Saturday, November 12, 2005

More "sleights of hand" by law reviews?

Ten years ago, the Supreme Court in Qualitex cited a law review article I wrote: We do not see why courts could not apply those standards to a color, replicating, if necessary, lighting conditions under which a colored product is normally sold. See Ebert, Trademark Protection in Color: Do It By the Numbers!, 84 T. M. Rep. 379, 405 (1994).

The Supreme Court cite does reflect my position, that you can do color trademarks "by the numbers" and that variations in light source can be taken into account in doing color trademarks "by the numbers."

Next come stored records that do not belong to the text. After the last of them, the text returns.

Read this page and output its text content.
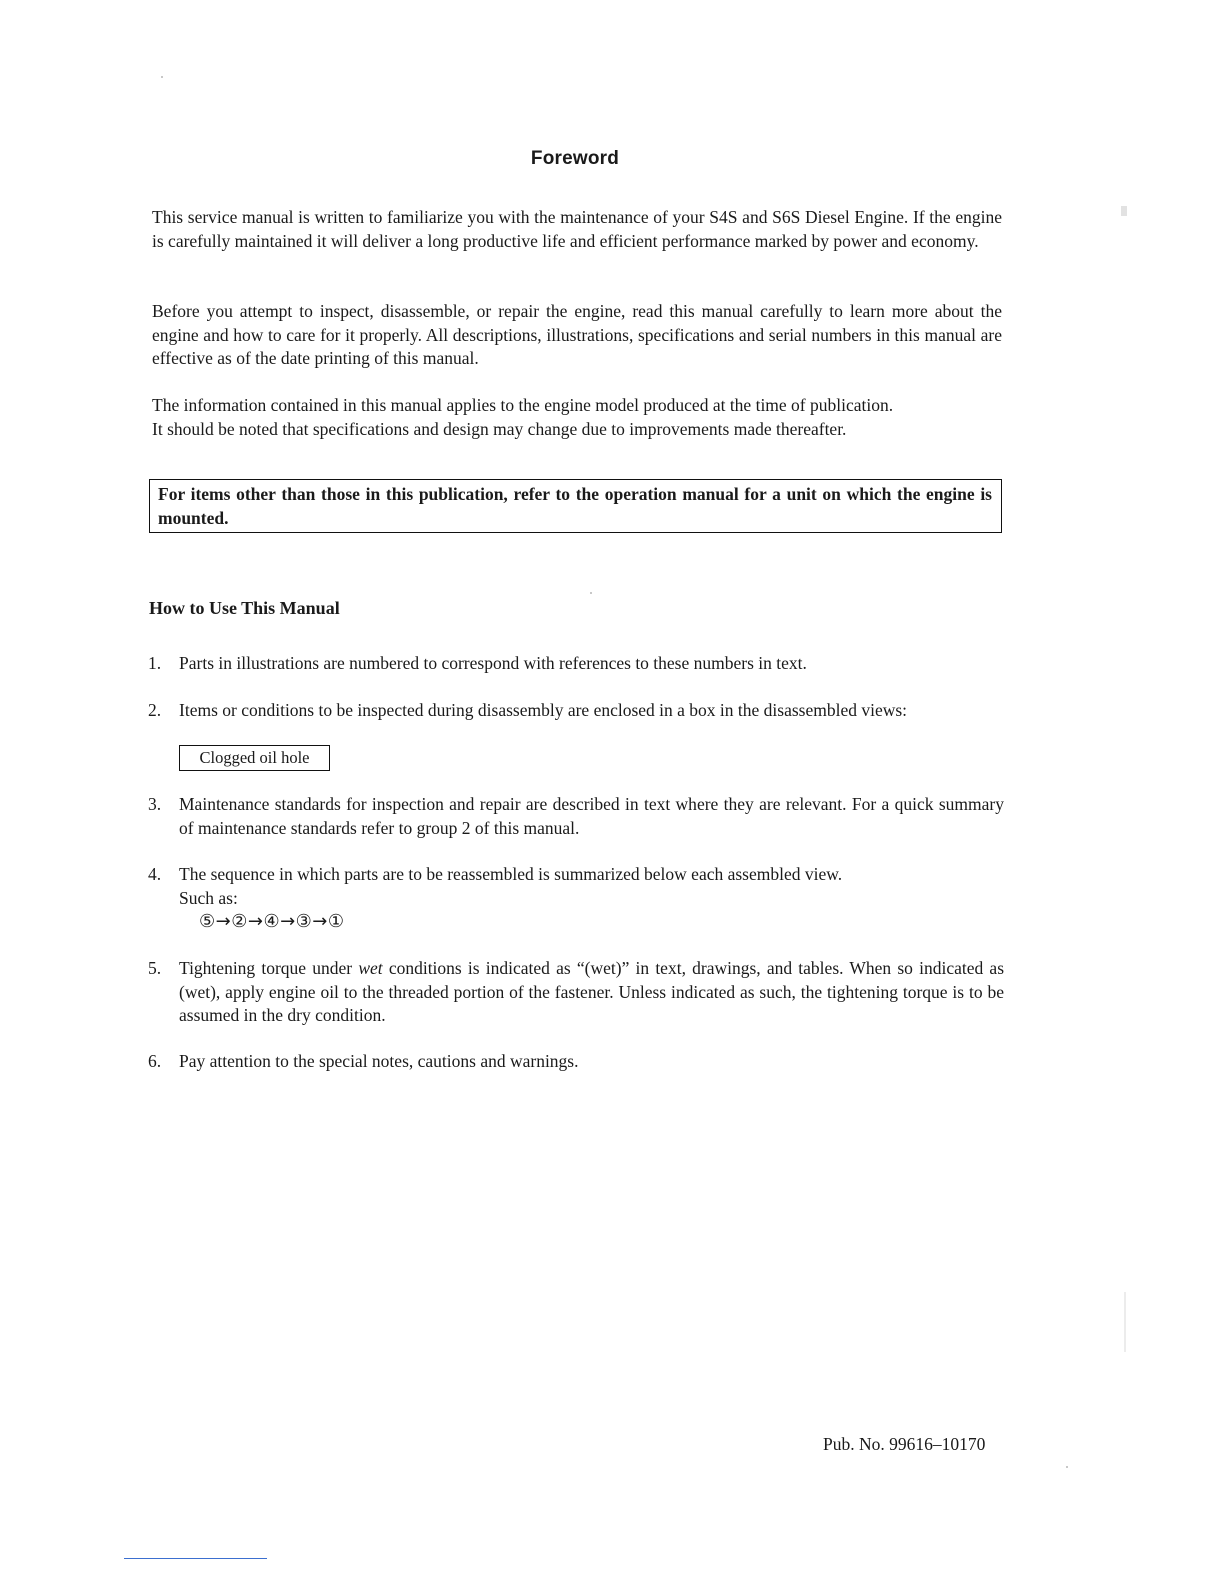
Foreword
This service manual is written to familiarize you with the maintenance of your S4S and S6S Diesel Engine. If the engine is carefully maintained it will deliver a long productive life and efficient performance marked by power and economy.
Before you attempt to inspect, disassemble, or repair the engine, read this manual carefully to learn more about the engine and how to care for it properly. All descriptions, illustrations, specifications and serial numbers in this manual are effective as of the date printing of this manual.
The information contained in this manual applies to the engine model produced at the time of publication.
It should be noted that specifications and design may change due to improvements made thereafter.
For items other than those in this publication, refer to the operation manual for a unit on which the engine is mounted.
How to Use This Manual
1.	Parts in illustrations are numbered to correspond with references to these numbers in text.
2.	Items or conditions to be inspected during disassembly are enclosed in a box in the disassembled views:
Clogged oil hole
3.	Maintenance standards for inspection and repair are described in text where they are relevant. For a quick summary of maintenance standards refer to group 2 of this manual.
4.	The sequence in which parts are to be reassembled is summarized below each assembled view.
Such as:
⑤→②→④→③→①
5.	Tightening torque under wet conditions is indicated as “(wet)” in text, drawings, and tables. When so indicated as (wet), apply engine oil to the threaded portion of the fastener. Unless indicated as such, the tightening torque is to be assumed in the dry condition.
6.	Pay attention to the special notes, cautions and warnings.
Pub. No. 99616–10170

I was a bit surprised to see an October 2005 law review reach a somewhat disparate conclusion:

For a thorough discussion of the variances in human perception of
color depending on the environment, and the difficulty of taking these
variances into account in trademark infringement actions, see Lawrence B. Ebert, Trademark Protection in Color: Do It by the Numbers!, 84 Trademark Rep. 379, 405-06 (1994).
[27 Cardozo L. Rev. 457 (Oct. 2005)]

This isn't perhaps as bad as Lemley and Moore saying that Clarke assumed that all continuations resulted in a patent (when Clarke said no such thing), but it is perhaps not an accurate assessment of what I was saying about color trademarks.